La question des compétences des institutions locales, celle de leur relation financière avec l’Etat et avec leurs administrés, celle de leur meilleure adaptation aux vœux et aux pratiques démocratiques est posée. En fait, en permanence, et il est nécessaire que ces questions soient traitées en évolution, en perspective et que les décisions législatives soient davantage le constat des expériences et la prise en considération des souhaits qu’une décision autonome. C’est sous cet angle et de cette manière qu’à mon sens, la réforme territoriale doit être abordée. Mais sans urgence, à proportion-même qu’elle est complexe, multiforme et qu’il la faut unifiante pour les Français et exigante pour nitre démocratie.

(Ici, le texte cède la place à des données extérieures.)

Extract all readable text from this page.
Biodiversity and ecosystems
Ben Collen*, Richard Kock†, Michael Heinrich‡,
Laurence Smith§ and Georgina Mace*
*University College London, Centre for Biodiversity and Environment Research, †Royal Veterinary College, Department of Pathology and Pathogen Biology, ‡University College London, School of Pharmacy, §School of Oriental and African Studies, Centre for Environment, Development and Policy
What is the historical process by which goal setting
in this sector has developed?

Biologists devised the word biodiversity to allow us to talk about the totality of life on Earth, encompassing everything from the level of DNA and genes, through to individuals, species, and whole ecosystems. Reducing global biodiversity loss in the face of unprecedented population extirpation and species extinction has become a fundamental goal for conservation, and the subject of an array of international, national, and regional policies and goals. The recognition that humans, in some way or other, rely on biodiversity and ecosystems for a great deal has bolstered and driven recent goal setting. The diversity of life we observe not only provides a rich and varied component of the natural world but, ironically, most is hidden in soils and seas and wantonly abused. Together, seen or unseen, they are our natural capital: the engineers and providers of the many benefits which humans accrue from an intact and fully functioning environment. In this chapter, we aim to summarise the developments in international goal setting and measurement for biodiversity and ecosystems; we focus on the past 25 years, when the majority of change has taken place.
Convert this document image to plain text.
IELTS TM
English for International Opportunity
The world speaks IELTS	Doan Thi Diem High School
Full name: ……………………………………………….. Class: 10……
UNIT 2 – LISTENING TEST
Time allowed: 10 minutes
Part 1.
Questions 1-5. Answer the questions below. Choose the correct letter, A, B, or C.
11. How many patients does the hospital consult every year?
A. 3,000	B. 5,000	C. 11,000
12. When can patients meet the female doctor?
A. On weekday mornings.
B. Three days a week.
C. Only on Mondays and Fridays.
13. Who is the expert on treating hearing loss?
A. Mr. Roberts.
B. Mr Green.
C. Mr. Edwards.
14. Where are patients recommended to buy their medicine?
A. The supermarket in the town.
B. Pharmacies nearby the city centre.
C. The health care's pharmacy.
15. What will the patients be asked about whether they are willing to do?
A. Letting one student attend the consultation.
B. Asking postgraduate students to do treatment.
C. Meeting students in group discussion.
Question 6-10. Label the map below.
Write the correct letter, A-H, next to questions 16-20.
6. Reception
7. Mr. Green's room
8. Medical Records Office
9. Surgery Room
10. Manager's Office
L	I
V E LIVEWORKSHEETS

Découpage territorial. A rapprocher de la question des compétences. Ce ne peut plus être sur un modèle uniforme. Mais à la carte, donc selon des consultations à organiser concurremment par l’Etat et par chacune des collectivités concernées. – La mûe du vocabulaire est inquiétante. Paradoxalement, alors qu’ont été abolies les institutions, les urgences et les façons de penser qu’a été l’aménagement du territoire, couplé en « ardente obligation » avec la « planfication souple à la française », deux éléments de notre génie national mis à jour dans les années 30 tant à gauche qu’à droite, et décidés par la Résistance et la Libération, on ne parle plus de collectivités, mais de territoires. C’est sec.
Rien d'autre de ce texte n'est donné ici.